If the network encounters a real physical anomaly—something that has never been documented—the generative model tends to smooth out this "strangeness" so it looks like a standard, textbook galaxy. We are trading the uncertainty of observation for the certainty of the algorithm, and as a consequence, we might be losing our very ability to detect the radically new.
Here is where we must locate the theoretical rupture. The classical scientific image, as discussed by authors like Peter Galison, was always a "technical image" with a causal link to the physical object. There was a baseline of mechanical objectivity. An AI image, however, does not "represent" the world through a physical index; it "calculates" the world through probabilistic synthesis.

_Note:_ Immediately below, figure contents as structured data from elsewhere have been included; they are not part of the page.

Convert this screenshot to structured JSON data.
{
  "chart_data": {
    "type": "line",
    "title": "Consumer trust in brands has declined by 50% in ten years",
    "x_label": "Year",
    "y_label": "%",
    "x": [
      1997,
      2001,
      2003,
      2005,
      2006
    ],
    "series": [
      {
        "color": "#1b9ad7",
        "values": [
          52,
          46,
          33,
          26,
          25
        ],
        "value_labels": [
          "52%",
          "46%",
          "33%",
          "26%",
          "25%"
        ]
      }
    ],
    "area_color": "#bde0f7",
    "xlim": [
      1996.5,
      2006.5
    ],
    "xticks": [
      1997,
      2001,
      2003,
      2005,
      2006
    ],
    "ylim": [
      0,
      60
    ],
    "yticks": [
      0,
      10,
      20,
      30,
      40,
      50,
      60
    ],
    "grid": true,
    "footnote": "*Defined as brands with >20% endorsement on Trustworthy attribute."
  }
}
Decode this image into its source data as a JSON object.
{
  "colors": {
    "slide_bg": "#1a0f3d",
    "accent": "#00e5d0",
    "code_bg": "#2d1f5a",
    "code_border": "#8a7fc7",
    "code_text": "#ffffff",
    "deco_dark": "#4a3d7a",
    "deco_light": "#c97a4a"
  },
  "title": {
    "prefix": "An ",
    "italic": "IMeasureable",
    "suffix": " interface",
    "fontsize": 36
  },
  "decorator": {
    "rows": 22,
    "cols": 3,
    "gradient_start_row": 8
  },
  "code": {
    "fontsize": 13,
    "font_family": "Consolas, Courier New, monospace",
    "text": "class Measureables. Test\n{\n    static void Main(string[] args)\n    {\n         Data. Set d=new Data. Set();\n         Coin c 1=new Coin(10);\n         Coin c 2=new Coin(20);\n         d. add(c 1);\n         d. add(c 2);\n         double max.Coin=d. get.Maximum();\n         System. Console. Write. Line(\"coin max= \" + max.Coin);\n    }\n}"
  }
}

It lives in a gray area between the mimicry of nature and pure mathematical abstraction. While traditional photography is a record of something that was actually there, a GAN image is a projection of what should be there according to statistics. It usurps the authority of photography to validate what is, at its core, just a visualized mathematical model.
The catch is that "Latent Space" is not the real world; it is a mathematical compression of the world. When a scientist navigates this space, they aren't exploring the physical universe—they are exploring the internal logic of a silicon architecture that prioritizes verisimilitude over actual truth.
The opacity of these processes within AI isn't just technical—in the sense that we don't know what every single neuron is doing—it is, above all, epistemological. Because it ends up assuming a completely different function than it was meant to. It alters how we produce knowledge.
If the tool we use to see the world already "knows" what the world is supposed to look like, science runs the risk of becoming a tautology: a system that merely confirms its own preconceptions. Transparency in data science cannot be achieved simply by making the code open-source; we must recognize that AI is not a lens, but a speculative engine.
Therefore, we need to shift how AI functions in science. It should not be treated as an optical medium that transparently reveals the "truth." Its true utility lies in its capacity to generate hypotheses and simulate scenarios within statistical bounds. We must use it to understand what our data could mean, rather than letting it dictate what reality IS.